Former military prosecutor to speak about ethics and integrity
Public Relations - Published: February 26, 2008
stuart couchThe Widener Law campus in Delaware will welcome U.S. Marine Corps Lt. Col. Stuart Couch to the Ruby R. Vale Moot Courtroom on Thursday, Feb. 28 to speak about the idea of waging war without losing integrity.

The talk, presented by the Christian Law Society, will be from 5 to 6:30 p.m. It is free and open to the public.

Couch, a former Marine Corps pilot and prosecutor, made the difficult decision in 2004 not to prosecute Guantanamo Bay prisoner Mohamedou Ould Slahi for terrorist activity linked to the Sept. 11 attacks. After his own lengthy investigation, Couch had concerns that incriminating statements made by Slahi – which would be central to the prosecution – had been obtained through torture. Couch was lead counsel on the case and has called it the toughest decision of his military career. One of his Marine friends had been the co-pilot aboard the second plane that struck the World Trade Center.

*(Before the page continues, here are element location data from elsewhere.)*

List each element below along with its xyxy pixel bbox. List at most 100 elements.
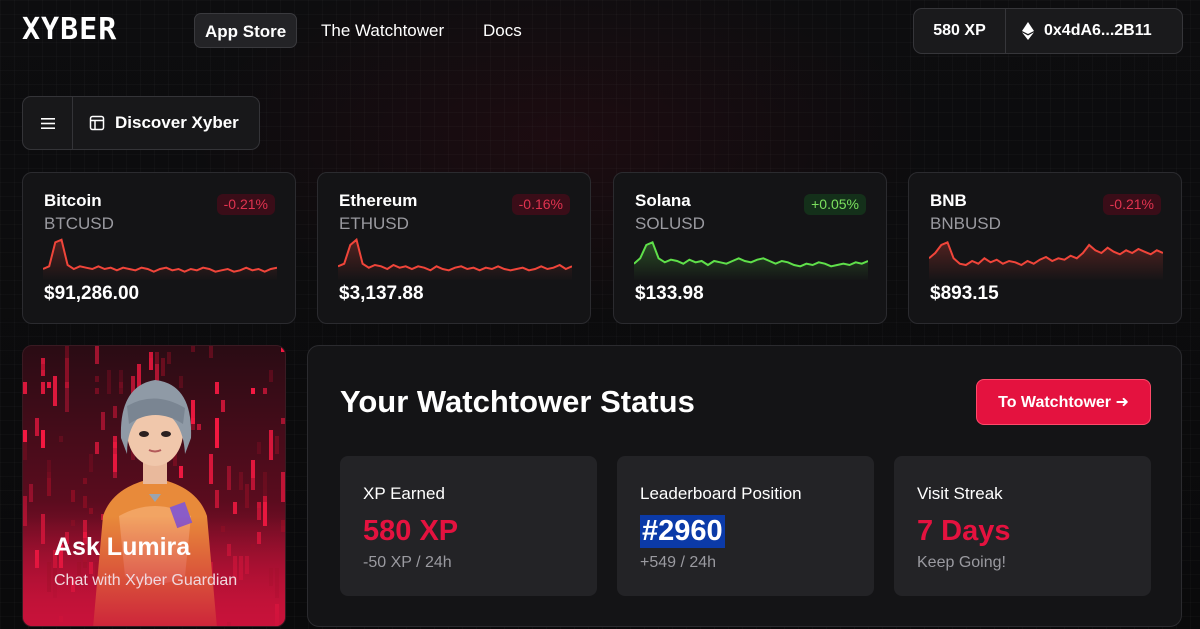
panel-title: Your Watchtower Status <box>340 384 695 419</box>
rain-block <box>191 400 195 424</box>
ticker-card-bitcoin[interactable]: Bitcoin BTCUSD -0.21% $91,286.00 <box>22 172 296 324</box>
ticker-name: BNB <box>930 191 967 210</box>
rain-block <box>191 346 195 352</box>
stat-label: XP Earned <box>363 484 445 503</box>
sparkline-chart <box>338 237 572 281</box>
rain-block <box>161 358 165 376</box>
rain-block <box>179 376 183 388</box>
discover-bar: Discover Xyber <box>22 96 260 150</box>
rain-block <box>275 436 279 454</box>
to-watchtower-button[interactable]: To Watchtower ➜ <box>976 379 1151 425</box>
rain-block <box>263 472 267 502</box>
rain-block <box>65 346 69 370</box>
ticker-card-solana[interactable]: Solana SOLUSD +0.05% $133.98 <box>613 172 887 324</box>
rain-block <box>155 352 159 364</box>
rain-block <box>227 466 231 490</box>
rain-block <box>281 418 285 424</box>
rain-block <box>23 382 27 394</box>
ticker-name: Ethereum <box>339 191 418 210</box>
rain-block <box>23 496 27 526</box>
sparkline-area <box>929 242 1163 281</box>
rain-block <box>131 376 135 394</box>
rain-block <box>35 418 39 436</box>
stat-label: Visit Streak <box>917 484 1003 503</box>
layout-icon <box>89 115 105 131</box>
rain-block <box>65 370 69 388</box>
rain-block <box>95 388 99 394</box>
rain-block <box>167 352 171 364</box>
rain-block <box>281 346 285 352</box>
rain-block <box>251 460 255 478</box>
menu-button[interactable] <box>23 97 73 149</box>
rain-block <box>95 346 99 364</box>
rain-block <box>263 496 267 526</box>
lumira-title: Ask Lumira <box>54 533 191 561</box>
stat-card-xp-earned: XP Earned 580 XP -50 XP / 24h <box>340 456 597 596</box>
sparkline-area <box>338 239 572 281</box>
top-nav: XYBER App Store The Watchtower Docs 580 … <box>0 0 1200 62</box>
rain-block <box>47 472 51 496</box>
nav-the-watchtower[interactable]: The Watchtower <box>321 21 445 40</box>
stat-label: Leaderboard Position <box>640 484 802 503</box>
rain-block <box>113 442 117 472</box>
rain-block <box>269 430 273 460</box>
change-badge: -0.21% <box>216 194 275 215</box>
ticker-name: Solana <box>635 191 691 210</box>
rain-block <box>59 436 63 442</box>
xp-balance[interactable]: 580 XP <box>914 9 1006 53</box>
rain-block <box>41 364 45 370</box>
rain-block <box>251 478 255 490</box>
ticker-symbol: SOLUSD <box>635 214 705 233</box>
ticker-price: $91,286.00 <box>44 283 140 304</box>
discover-xyber-button[interactable]: Discover Xyber <box>73 113 239 133</box>
rain-block <box>47 460 51 472</box>
rain-block <box>257 502 261 520</box>
stat-value: #2960 <box>640 515 725 548</box>
rain-block <box>149 352 153 370</box>
stat-sub: -50 XP / 24h <box>363 554 452 571</box>
rain-block <box>233 502 237 514</box>
change-badge: -0.21% <box>1102 194 1161 215</box>
rain-block <box>53 376 57 406</box>
rain-block <box>65 382 69 412</box>
ticker-name: Bitcoin <box>44 191 102 210</box>
rain-block <box>89 508 93 514</box>
rain-block <box>209 346 213 358</box>
stat-sub: +549 / 24h <box>640 554 717 571</box>
rain-block <box>119 382 123 394</box>
wallet-address-button[interactable]: 0x4dA6...2B11 <box>1006 22 1182 40</box>
rain-block <box>89 454 93 472</box>
rain-block <box>239 472 243 490</box>
rain-block <box>101 412 105 430</box>
rain-block <box>41 382 45 394</box>
discover-label: Discover Xyber <box>115 113 239 132</box>
ticker-card-ethereum[interactable]: Ethereum ETHUSD -0.16% $3,137.88 <box>317 172 591 324</box>
rain-block <box>215 490 219 508</box>
hamburger-icon <box>40 117 55 129</box>
change-badge: +0.05% <box>804 194 866 215</box>
rain-block <box>221 400 225 412</box>
rain-block <box>215 418 219 448</box>
wallet-widget: 580 XP 0x4dA6...2B11 <box>913 8 1183 54</box>
rain-block <box>107 370 111 394</box>
ticker-price: $893.15 <box>930 283 999 304</box>
ticker-symbol: BTCUSD <box>44 214 114 233</box>
sparkline-line <box>929 240 1163 267</box>
rain-block <box>257 442 261 454</box>
rain-block <box>41 358 45 376</box>
logo[interactable]: XYBER <box>22 12 118 47</box>
rain-block <box>155 364 159 394</box>
rain-block <box>251 388 255 394</box>
wallet-address: 0x4dA6...2B11 <box>1044 22 1152 39</box>
rain-block <box>23 442 27 460</box>
rain-block <box>179 466 183 478</box>
nav-docs[interactable]: Docs <box>483 21 522 40</box>
rain-block <box>245 484 249 508</box>
rain-block <box>197 424 201 430</box>
sparkline-line <box>338 237 572 272</box>
ticker-card-bnb[interactable]: BNB BNBUSD -0.21% $893.15 <box>908 172 1182 324</box>
rain-block <box>215 382 219 394</box>
nav-app-store[interactable]: App Store <box>194 13 298 48</box>
rain-block <box>113 436 117 442</box>
ask-lumira-card[interactable]: Ask Lumira Chat with Xyber Guardian <box>22 345 286 627</box>
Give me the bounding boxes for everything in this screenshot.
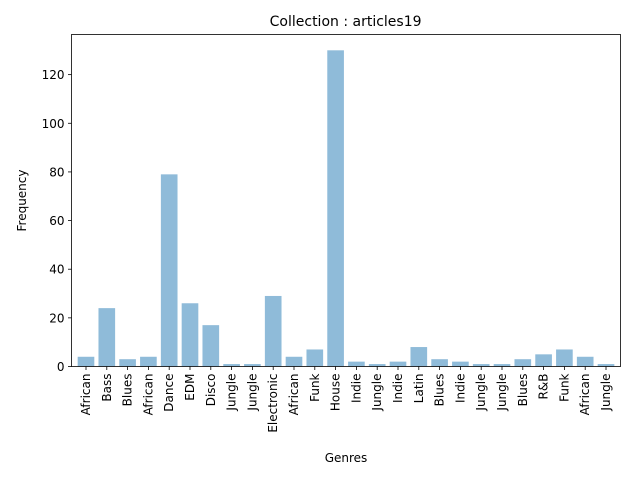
x-tick-label: Disco [204,374,218,407]
bar [556,349,573,367]
bar [77,356,95,367]
bar [327,50,344,367]
x-tick-label: EDM [183,374,197,401]
x-axis-ticks: African Bass Blues African Dance EDM Disco Jung… [79,366,613,433]
bar [98,308,116,367]
y-tick-label: 80 [49,165,64,179]
bar [202,325,220,367]
plot-frame [71,34,621,367]
bar [160,174,178,367]
x-tick-label: Indie [453,374,467,403]
chart-title: Collection : articles19 [270,14,422,30]
x-tick-label: African [141,374,155,416]
x-tick-label: Jungle [225,374,239,412]
x-tick-label: Electronic [266,374,280,433]
x-tick-label: Indie [391,374,405,403]
x-tick-label: Funk [557,373,571,401]
bar [452,361,469,367]
bar [493,364,511,367]
x-tick-label: Latin [412,374,426,404]
bar [368,364,386,367]
bar [431,359,448,367]
bar [140,356,157,367]
bar [285,356,303,367]
x-tick-label: House [329,374,343,412]
bar [597,364,615,367]
x-tick-label: R&B [537,374,551,400]
y-axis-label: Frequency [15,170,29,232]
y-tick-label: 20 [49,311,64,325]
y-tick-label: 60 [49,214,64,228]
bar [306,349,324,367]
bar [576,356,594,367]
x-tick-label: Jungle [599,374,613,412]
x-tick-label: African [79,374,93,416]
bar [514,359,532,367]
x-tick-label: Blues [433,374,447,407]
x-tick-label: Jungle [474,374,488,412]
y-tick-label: 40 [49,263,64,277]
x-tick-label: Funk [308,373,322,401]
y-tick-label: 0 [57,360,65,374]
bar [264,295,282,367]
bar [244,364,261,367]
bar [181,303,199,367]
bar [410,347,428,367]
x-tick-label: African [578,374,592,416]
x-tick-label: Dance [162,374,176,412]
x-tick-label: African [287,374,301,416]
bar [119,359,136,367]
bar [472,364,490,367]
bars [77,50,615,367]
x-tick-label: Jungle [495,374,509,412]
y-axis-ticks: 0 20 40 60 80 100 120 [42,68,72,374]
x-tick-label: Bass [100,374,114,402]
x-tick-label: Jungle [370,374,384,412]
y-tick-label: 120 [42,68,65,82]
bar [389,361,407,367]
bar [535,354,552,367]
x-tick-label: Jungle [245,374,259,412]
x-tick-label: Blues [516,374,530,407]
y-tick-label: 100 [42,117,65,131]
x-tick-label: Indie [349,374,363,403]
x-axis-label: Genres [325,451,368,465]
bar [223,364,240,367]
bar [348,361,365,367]
x-tick-label: Blues [121,374,135,407]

Couch also served as the liaison to the Department of Justice and Solicitor General in support of the U.S. Supreme Court litigation of Hamdan v. Rumsfeld, a landmark case regarding separation of powers and presidential authority during wartime.

He elected not to renew his three-year assignment to the prosecutor’s office when it expired and in August 2006 Couch assumed his current duties as a judge on the Navy-Marine Corps Court of Criminal Appeals. His military decorations include the Defense Meritorious Service Medal, the Meritorious Service Medal with two gold stars, and the Navy and Marine Corps Achievement Medal. He is the recipient of the American Bar Association’s 2007 Norm Maleng “Minister of Justice” Award. He is an Eagle Scout.

Couch’s work on the Slahi case was the subject of a lengthy Wall Street Journal article in March 2007.